We have just returned from several days in New York City. Ostensibly our reason for the trip was to hear the brilliant young violinist, Yevgeny Kutik. The Ferris Burtis Foundation has been helping Yevgeny in his education and career for a number of years and I try to attend as many of his performances as possible.
It turns out that we got two brilliant performers for the price of one. On Tuesday night we were able to get tickets for Stephen Sondheim's brilliant piece of musical theatre, A Little Night Music, which is based on Ingmar Bergman's film Smiles of a Summer Night, which, in turn, is based on Shakespeare's A Midsummer Night's Dream. Not a bad plot line!
An excellent cast portrayed the various characters in the play. But the standout was eighty-four year old Elaine Stritch as Madame Armfeldt! Talk about investing one's self in a role, she commanded the stage in each of her appearances. In 'Liasons', she was on stage alone for a good seven minutes mesmerizing us poor mortals in the audience. I don't know when I've been more captivated and moved by a performance.
From the rest of the cast I especially admired Stephen R. Buntrock, who played and sang the part of Fredrik Egerman. Both his singing and acting were superb.
The one fly in the ointment was Bernadette Peters, cast as Desirée Armfeldt, but actually playing Bernadette Peters. She has a limited dramatic range. As Alexander Wolcott once said of Tallulah Bankhead: 'She ran the gamut of emotions from A to B.' The original production, which I saw in 1973, starred Glynis Johns, Len Cariou, and Hermione Gingold in the leading roles.

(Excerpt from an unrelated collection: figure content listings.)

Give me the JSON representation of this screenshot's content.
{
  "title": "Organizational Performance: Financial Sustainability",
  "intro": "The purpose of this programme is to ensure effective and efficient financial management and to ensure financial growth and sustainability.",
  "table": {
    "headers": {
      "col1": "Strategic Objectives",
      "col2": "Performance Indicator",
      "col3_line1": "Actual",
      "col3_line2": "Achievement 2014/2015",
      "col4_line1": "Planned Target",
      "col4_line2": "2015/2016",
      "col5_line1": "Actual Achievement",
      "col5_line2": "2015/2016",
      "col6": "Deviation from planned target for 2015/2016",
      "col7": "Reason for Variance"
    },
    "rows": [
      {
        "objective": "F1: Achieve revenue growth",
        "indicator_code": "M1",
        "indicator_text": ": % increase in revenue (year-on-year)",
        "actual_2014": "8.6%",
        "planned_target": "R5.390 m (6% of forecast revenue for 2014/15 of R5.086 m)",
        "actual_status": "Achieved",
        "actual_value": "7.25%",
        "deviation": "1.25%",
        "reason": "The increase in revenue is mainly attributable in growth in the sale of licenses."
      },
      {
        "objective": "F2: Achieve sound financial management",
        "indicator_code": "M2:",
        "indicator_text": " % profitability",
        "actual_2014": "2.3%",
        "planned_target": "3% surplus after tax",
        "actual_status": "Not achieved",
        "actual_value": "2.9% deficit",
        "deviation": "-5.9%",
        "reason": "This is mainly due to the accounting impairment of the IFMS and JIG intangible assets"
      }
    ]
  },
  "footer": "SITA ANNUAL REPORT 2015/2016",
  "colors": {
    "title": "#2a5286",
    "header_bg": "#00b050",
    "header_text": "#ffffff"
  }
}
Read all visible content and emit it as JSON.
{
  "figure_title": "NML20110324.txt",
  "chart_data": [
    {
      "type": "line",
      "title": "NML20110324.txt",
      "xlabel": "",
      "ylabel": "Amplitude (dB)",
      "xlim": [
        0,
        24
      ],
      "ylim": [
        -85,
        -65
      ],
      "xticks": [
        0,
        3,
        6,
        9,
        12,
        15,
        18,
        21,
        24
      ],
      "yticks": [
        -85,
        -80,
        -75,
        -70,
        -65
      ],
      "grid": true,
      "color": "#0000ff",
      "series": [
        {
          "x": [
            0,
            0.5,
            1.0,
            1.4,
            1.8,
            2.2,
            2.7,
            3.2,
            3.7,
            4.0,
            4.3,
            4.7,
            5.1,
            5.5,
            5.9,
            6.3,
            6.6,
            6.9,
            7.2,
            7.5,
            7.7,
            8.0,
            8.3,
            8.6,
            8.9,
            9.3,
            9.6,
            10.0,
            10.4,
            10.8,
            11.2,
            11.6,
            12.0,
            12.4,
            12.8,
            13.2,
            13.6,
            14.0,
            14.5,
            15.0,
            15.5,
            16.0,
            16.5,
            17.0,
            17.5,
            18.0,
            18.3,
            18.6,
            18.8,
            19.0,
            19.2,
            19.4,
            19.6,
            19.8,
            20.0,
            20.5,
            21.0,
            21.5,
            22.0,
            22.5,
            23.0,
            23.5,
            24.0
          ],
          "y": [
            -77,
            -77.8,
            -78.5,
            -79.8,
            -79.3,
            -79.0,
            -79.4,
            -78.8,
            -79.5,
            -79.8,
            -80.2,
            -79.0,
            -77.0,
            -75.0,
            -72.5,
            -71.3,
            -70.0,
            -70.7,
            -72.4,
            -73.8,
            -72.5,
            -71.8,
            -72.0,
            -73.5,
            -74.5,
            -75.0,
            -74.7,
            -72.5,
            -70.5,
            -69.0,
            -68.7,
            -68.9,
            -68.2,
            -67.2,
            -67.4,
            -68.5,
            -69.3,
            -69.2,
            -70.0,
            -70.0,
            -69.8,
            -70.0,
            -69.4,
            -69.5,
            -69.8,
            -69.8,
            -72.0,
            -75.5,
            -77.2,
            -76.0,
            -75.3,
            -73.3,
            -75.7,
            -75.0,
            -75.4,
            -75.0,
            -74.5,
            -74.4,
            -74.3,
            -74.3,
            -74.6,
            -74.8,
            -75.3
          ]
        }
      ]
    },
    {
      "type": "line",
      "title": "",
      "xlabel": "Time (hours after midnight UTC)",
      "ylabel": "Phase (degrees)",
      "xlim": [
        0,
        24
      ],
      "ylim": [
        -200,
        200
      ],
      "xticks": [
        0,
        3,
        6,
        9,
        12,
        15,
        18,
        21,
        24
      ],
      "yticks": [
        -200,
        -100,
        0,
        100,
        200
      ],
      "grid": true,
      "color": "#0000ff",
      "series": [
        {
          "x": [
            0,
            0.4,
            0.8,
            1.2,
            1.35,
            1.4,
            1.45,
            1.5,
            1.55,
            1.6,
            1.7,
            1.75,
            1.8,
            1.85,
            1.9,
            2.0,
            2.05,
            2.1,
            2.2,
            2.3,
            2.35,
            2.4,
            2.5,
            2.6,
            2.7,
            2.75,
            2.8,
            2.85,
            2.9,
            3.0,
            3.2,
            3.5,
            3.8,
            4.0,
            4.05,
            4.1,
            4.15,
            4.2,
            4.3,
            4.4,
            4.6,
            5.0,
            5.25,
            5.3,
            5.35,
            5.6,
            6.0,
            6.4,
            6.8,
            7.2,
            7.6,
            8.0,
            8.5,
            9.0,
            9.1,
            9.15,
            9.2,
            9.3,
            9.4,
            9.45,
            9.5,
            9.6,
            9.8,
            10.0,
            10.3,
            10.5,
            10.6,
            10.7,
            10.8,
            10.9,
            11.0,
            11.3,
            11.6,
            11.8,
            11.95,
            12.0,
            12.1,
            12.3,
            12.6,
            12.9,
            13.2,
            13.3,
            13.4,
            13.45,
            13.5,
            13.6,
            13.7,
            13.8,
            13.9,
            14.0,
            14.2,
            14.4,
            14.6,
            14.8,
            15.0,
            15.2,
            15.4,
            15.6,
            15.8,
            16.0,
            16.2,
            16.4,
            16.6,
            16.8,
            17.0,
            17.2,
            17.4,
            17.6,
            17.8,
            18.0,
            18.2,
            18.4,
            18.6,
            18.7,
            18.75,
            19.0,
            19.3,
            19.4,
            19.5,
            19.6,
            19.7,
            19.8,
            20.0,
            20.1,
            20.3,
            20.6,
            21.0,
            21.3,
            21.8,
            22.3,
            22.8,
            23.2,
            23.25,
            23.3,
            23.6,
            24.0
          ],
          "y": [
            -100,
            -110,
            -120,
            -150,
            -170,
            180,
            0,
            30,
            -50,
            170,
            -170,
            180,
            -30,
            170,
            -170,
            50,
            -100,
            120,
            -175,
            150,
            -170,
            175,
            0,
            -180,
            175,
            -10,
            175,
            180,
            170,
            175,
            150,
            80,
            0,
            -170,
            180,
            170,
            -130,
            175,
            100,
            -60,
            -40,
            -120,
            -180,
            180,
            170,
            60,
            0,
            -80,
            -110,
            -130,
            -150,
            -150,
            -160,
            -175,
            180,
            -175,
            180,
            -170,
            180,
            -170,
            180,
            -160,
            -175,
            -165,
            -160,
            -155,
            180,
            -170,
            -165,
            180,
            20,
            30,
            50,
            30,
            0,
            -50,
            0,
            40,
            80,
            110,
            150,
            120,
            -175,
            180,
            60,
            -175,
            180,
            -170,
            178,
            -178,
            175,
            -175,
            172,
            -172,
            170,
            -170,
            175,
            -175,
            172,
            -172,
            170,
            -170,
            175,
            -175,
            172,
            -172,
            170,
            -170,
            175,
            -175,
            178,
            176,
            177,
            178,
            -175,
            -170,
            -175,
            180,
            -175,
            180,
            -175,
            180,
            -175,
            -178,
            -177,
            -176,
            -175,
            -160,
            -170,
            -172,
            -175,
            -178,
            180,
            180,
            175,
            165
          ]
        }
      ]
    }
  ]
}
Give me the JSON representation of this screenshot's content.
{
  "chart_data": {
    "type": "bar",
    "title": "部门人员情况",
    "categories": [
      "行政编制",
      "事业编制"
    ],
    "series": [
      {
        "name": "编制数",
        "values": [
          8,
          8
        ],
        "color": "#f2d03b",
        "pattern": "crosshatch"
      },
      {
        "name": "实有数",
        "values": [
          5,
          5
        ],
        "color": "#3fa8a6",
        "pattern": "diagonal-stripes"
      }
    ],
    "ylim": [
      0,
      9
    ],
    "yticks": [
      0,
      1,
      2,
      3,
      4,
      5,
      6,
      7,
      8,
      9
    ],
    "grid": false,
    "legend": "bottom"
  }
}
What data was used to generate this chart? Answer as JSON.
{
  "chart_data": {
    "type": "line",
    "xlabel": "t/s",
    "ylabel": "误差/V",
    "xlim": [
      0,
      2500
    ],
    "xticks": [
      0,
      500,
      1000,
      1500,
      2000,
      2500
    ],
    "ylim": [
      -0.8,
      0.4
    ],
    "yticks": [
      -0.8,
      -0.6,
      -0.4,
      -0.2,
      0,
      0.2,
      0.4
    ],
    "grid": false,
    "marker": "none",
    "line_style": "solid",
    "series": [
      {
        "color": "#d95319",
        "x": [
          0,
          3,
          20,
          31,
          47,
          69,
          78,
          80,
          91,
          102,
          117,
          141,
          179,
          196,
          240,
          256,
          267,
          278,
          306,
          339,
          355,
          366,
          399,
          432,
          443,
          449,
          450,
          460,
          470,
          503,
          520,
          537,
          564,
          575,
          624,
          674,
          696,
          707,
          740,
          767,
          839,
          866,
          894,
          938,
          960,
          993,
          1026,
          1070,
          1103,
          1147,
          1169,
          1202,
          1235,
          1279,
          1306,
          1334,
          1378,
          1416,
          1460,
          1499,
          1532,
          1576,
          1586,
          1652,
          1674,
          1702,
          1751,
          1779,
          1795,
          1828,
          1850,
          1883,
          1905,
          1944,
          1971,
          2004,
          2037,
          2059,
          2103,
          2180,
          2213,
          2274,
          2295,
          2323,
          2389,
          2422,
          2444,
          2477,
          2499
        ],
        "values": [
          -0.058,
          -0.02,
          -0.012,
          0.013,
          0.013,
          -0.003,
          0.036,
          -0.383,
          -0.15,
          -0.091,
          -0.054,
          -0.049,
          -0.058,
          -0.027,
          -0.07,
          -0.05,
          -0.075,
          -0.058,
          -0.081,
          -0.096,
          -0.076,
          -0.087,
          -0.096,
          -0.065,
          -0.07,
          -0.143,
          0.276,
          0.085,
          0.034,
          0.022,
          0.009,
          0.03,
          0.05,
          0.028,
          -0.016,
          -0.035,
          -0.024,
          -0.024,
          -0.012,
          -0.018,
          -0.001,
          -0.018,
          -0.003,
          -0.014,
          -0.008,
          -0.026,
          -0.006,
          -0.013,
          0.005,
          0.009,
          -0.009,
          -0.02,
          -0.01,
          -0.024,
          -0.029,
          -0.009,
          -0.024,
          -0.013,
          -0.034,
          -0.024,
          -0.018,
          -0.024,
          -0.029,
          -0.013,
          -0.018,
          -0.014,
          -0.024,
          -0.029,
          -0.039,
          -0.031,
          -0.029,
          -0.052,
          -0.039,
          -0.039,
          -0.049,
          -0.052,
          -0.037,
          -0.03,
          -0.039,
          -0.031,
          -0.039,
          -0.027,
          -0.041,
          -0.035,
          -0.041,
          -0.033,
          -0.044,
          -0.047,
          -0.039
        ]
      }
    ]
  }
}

Bernadette is no Glynis, trust me.
But that Elaine! What a trouper! What a performer! I guess when you have been doing something for as long as she has, you just know how to get it right. She's a remarkable lady!
Then on Wednesday night, going from the sublime to the even more sublime, we heard Yevgeny Kutik in concert at The National Arts Club in Gramercy Park.
This historic building, once the home of Samuel Tilden, is not the ideal place to hold a concert. The concert room is a rectangular space with folding chairs, much like the concerts I hold in my music studio. But Yevgeny surmounted all odds, playing like a cross between an angel and a demon. Opening with several Preludes from Opus 34 of Shostakovich, and continuing with Beethoven's Sonata # 3, Largo from the Bach third Sonata for Solo Violin, the amazing Schnittke Sonata No. 1, two excerpts for solo violin from Tchaikovsky's Swan Lake, and ending with the Wieniawski Polonaise No. 1, Op. 4. It was a brilliant program in every way.
His fleet-fingered pianist was Akira Eguchi, who played very well but I much prefer the work Yevgeny does with his long-time piano partner, Tim Bozarth. Familiarity breeds other things besides contempt.
One distraction was the fact that in a near-by room some group was having a lively, and very audible, dinner party.This bit of poor planning on the part of the National Arts Club distracted me, as I'm sure it did many others in the audience, but Yevgeny has the ability to go so deeply into the music that a bomb could go off and he would not hear it. What an amazing young man. And what an incredible musician. What amazing concentration! Now I want to hear him in Alice Tully Hall and Jordan Hall and with a major symphony. He is more that ready for the big time.
So we heard two performers, born almost a century apart, whose commitment to their art is so enormous that they can bring their audience completely into their heart and hold them there. Bravo to both of them.